Atlassian Enables Default Data Collection to Train AI

Atlassian will begin collecting customer metadata and in-app content from Jira, Confluence, and other cloud products by default on August 17, 2026, to train its AI offerings including Rovo and Rovo Dev. The change affects roughly 300,000 customers; metadata collection is mandatory for Free, Standard, and Premium tiers and cannot be opted out on those plans. Enterprise customers can opt out of metadata and in-app collection by default. Collected data will be retained up to seven years, with in-app data removed within 30 days after deletion or opt-out and models retrained within 90 days. Customers using customer-managed keys, Atlassian Government Cloud, Isolated Cloud, or with HIPAA requirements are excluded from collection.
What happened
Atlassian is changing its data contribution policy so that, starting August 17, 2026, it will use customer metadata and in-app content from Jira, Confluence, and other Atlassian Cloud products to train its AI capabilities, including `Rovo` and `Rovo Dev`. The update applies to about 300,000 customers and implements tiered defaults: lower tiers cannot opt out of metadata collection, while Enterprise plans retain opt-out controls. Atlassian will retain contributed data for up to seven years.
Technical details
Atlassian has defined two distinct data categories. Metadata covers de-identified signals such as readability and complexity scores, task classifications, semantic similarity metrics, story points, sprint end dates, and Jira Service Management SLA values. In-app data covers user-generated content: page titles and bodies in Confluence, Jira issue titles, descriptions, comments, custom emoji names, custom status names, and workflow names. Atlassian says it will remove direct identifiers, aggregate data, and apply protections before using it for training. The company documents retention and remediation rules: in-app data removed within 30 days after opt-out or deletion, and any models trained on that data will be retrained within 90 days to purge the contribution.

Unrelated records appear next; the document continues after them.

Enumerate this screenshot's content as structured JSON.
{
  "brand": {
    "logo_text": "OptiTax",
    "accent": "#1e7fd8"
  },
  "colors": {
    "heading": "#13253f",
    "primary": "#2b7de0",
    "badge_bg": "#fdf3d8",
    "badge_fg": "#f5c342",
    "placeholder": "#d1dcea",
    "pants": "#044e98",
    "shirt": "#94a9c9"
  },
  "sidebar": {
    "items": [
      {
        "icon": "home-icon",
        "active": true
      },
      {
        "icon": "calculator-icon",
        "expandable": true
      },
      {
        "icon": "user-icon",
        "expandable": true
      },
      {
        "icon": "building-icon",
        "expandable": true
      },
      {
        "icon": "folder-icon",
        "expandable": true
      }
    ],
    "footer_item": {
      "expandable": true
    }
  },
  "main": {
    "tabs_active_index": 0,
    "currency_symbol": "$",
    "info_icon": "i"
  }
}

Tiered defaults and exclusions
The defaults are explicitly tied to an organization's highest active plan. Free and Standard customers have metadata contribution always on with no opt-out, and in-app data on by default for Free/Standard but configurable. Premium keeps metadata always on and in-app data off by default. Enterprise customers have both off by default and can opt out of metadata. Customers using customer-managed encryption keys, Atlassian Government Cloud, Atlassian Isolated Cloud, or with HIPAA obligations are excluded from contribution entirely.
Context and significance
This policy reverses Atlassian's prior posture, which stated that customer data would not be used to train or improve AI services. The change mirrors a broader industry shift where SaaS vendors harvest internal usage signals and content to bootstrap, fine-tune, or evaluate models, while promising de-identification and aggregated analytics. Practical benefits Atlassian lists include improved search relevance, better summaries, template suggestions, and agentic workflow optimizations. For practitioners, the update matters because it changes data provenance for models used in workplace tooling, and it alters compliance and procurement tradeoffs between price tiers and data control.
Risks and trade-offs
The mandatory metadata collection for non-Enterprise customers raises privacy and governance concerns even if identifiers are removed, because telemetry like story points and SLA metrics can reveal project structure and performance patterns. Retaining de-identified data for seven years increases exposure surface over time and places burden on customers that require long-data-retention audits. The documented exclusion paths for high-security customers and those with customer-managed keys are useful, but they require migration to higher-priced plans or specialized deployments.
What to watch
Organizations should inventory Atlassian tenants and identify the highest active plan per tenant to understand default contributions, update administrative settings during the rollout window, and evaluate whether to migrate to Enterprise or isolated deployments if they require full opt-out. From a product perspective, watch how Atlassian operationalizes 90-day retraining for models and whether downstream LLM vendors used in Rovo claim they do not retain inputs. Expect customer pushback and potential regulatory scrutiny as this pattern spreads across enterprise SaaS vendors.
Scoring Rationale
This is a notable product-policy shift with practical consequences for thousands of enterprise users and practitioners who manage data governance and model provenance. It is not a frontier-model or regulatory landmark, but it materially changes data pipelines and compliance choices for teams using Atlassian products.